Daqui a pouco, no entanto, suas certezas serão abaladas por um acaso espetacular. Mas vamos deixar isso para depois. Por ora nosso trio segue acompanhando a partida que, ao que tudo indica, acabará mesmo empatada. Alguém terá de levantar e ir até a cozinha buscar outra garrafa de tequila. Provavelmente o Reginaldo, ele não se incomoda com quem ganhe ou perca. Não possui aquela centelha de que fala o escritor Salman Rushdie, aquela que transforma um mero espectador em legítimo torcedor, que faz com que o resultado positivo do seu time torne o seu dia menos insuportável, mesmo quando você – no caso, o autor dos Versos satânicos – está proscrito por uma lei, a fátua, que dá o direito a qualquer muçulmano no mundo de matá-lo.

Reginaldo jamais entenderia isso. E não porque não seja seguidor de Maomé, cuja religião sempre julgou bem melhor que o cristianismo e o judaísmo, segundo ele, as duas maiores fontes de hipocrisia do planeta. Reginaldo é contra a pena de morte. Apesar de, às vezes, no cinema, quando começam a comer pipoca do seu lado, ou falar alto atrás dele, sentir vontade de esganar os desgraçados até seus olhos pularem para fora das órbitas ou sair e tocar fogo em tudo, como naquele filme do Quentin Tarantino, que ele adora.

Mas o que é isso? Estamos falando de futebol e não de religião. Em que pesem todas as semelhanças que porventura possam existir entre essas duas motivações humanas, sobretudo àquelas ligadas sob o signo do fanatismo, estamos falando aqui de ser torcedor e não de ser crente. É isto, afinal, o que Reginaldo não entenderia: essa sutil e indissolúvel ligação entre uma pessoa e um time de futebol. É disso que se trata aqui. E não da pertinência de uma controversa lei islâmica. Poderíamos então, para não ter de jogar fora todo o parágrafo anterior, apenas grifá-lo como segundo paradoxo reginaldiano e voltar ao fio da meada. Porém, como a confusão já está feita, digamos que, no tocante ao futebol, Reginaldo seja um cético.

Aí está ele no sofá, a samambaia posta entre a namorada e a amiga da namorada, tecendo seus comentários – que elas ignoram – sobre o Grande Arranjo para a seleção brasileira ser a campeã da Copa do Mundo de 2014. Só o povo, ingênuo, é que não percebe.

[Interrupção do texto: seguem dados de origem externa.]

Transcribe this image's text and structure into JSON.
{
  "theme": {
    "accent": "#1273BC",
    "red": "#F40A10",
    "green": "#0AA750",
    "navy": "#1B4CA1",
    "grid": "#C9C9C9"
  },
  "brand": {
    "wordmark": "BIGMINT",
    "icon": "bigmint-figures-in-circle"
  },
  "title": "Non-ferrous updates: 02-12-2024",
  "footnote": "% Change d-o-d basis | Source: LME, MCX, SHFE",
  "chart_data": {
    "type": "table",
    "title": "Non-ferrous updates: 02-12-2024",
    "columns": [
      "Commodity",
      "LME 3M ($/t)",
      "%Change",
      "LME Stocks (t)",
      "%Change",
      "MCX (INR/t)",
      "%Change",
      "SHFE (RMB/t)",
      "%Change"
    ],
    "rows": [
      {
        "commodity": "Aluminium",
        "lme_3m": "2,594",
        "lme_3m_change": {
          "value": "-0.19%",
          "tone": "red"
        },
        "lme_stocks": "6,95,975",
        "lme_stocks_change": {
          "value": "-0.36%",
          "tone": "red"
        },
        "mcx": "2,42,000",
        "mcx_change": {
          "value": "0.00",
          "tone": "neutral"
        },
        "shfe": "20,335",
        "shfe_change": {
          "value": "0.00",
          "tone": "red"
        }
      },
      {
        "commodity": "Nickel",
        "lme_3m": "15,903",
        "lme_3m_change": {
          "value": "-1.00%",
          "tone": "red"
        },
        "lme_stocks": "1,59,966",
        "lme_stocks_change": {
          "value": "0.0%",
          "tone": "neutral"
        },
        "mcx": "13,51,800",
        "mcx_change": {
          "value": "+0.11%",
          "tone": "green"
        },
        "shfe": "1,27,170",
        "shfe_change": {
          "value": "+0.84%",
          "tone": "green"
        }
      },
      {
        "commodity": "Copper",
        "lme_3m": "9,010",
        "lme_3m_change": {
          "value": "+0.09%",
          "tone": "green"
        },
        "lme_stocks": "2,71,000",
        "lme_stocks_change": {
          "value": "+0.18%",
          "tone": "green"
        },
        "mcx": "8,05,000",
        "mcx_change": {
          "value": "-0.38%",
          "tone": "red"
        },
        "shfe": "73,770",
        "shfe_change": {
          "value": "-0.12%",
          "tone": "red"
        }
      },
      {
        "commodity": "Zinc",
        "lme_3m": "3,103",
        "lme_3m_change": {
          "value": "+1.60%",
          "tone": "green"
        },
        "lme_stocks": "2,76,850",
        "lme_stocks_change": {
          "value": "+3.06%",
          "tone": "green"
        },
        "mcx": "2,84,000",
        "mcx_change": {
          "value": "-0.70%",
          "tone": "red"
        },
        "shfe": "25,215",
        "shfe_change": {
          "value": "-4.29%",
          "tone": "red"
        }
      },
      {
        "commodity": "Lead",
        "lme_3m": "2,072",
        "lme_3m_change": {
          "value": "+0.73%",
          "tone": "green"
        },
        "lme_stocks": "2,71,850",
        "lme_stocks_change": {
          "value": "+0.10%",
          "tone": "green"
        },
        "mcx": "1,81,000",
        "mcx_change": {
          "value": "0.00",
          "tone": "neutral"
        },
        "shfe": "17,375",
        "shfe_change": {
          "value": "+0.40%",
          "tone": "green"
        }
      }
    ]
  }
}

Já estamos na prorrogação e os jogadores brasileiros seguem desperdiçando chances e mais chances. É muito improvável que a partida não acabe mesmo na cobrança de pênaltis.

Então, faltando menos de trinta segundos para terminar, na direita da defesa brasileira, uma falta não marcada pelo juiz em cima do lateral da seleção canarinho faz com que a bola caia no pé do habilidoso volante do time chileno, que, infiltrando-se na área após uma tabela com seu companheiro, dribla o nosso zagueiro e manda um petardo na trave. Em seguida, o juiz apita fim de jogo. Nos pênaltis, o Brasil passará de fase. Ufa!

Todos ficarão empolgados. Menos Reginaldo. A imagem da bola batendo na trave aos quase quinze minutos do segundo tempo da prorrogação passa a persegui-lo como um sinal de dúvida, um ruído, dentro de sua perfeitíssima teoria conspiratória. Se aquela bola tivesse entrado, ele pensa, o Brasil teria sido desclassificado logo nas oitavas de final e isso, a bola ter batido na trave, não é algo que pudesse ser combinado… O que isso significa?

Essa partida entrará para a história como o jogo da choradeira. Uma choradeira de incontida alegria e desafogo. Outra choradeira, ainda pior, está por vir, também no Mineirão, dois jogos depois desse, mas por motivos bem diferentes… Nesse dia, só Reginaldo estará sorrindo, confiante de que tudo estava planejado desde o início dos tempos. Para o Brasil perder a Copa do Mundo em casa. – Cala a boca, Reginaldo!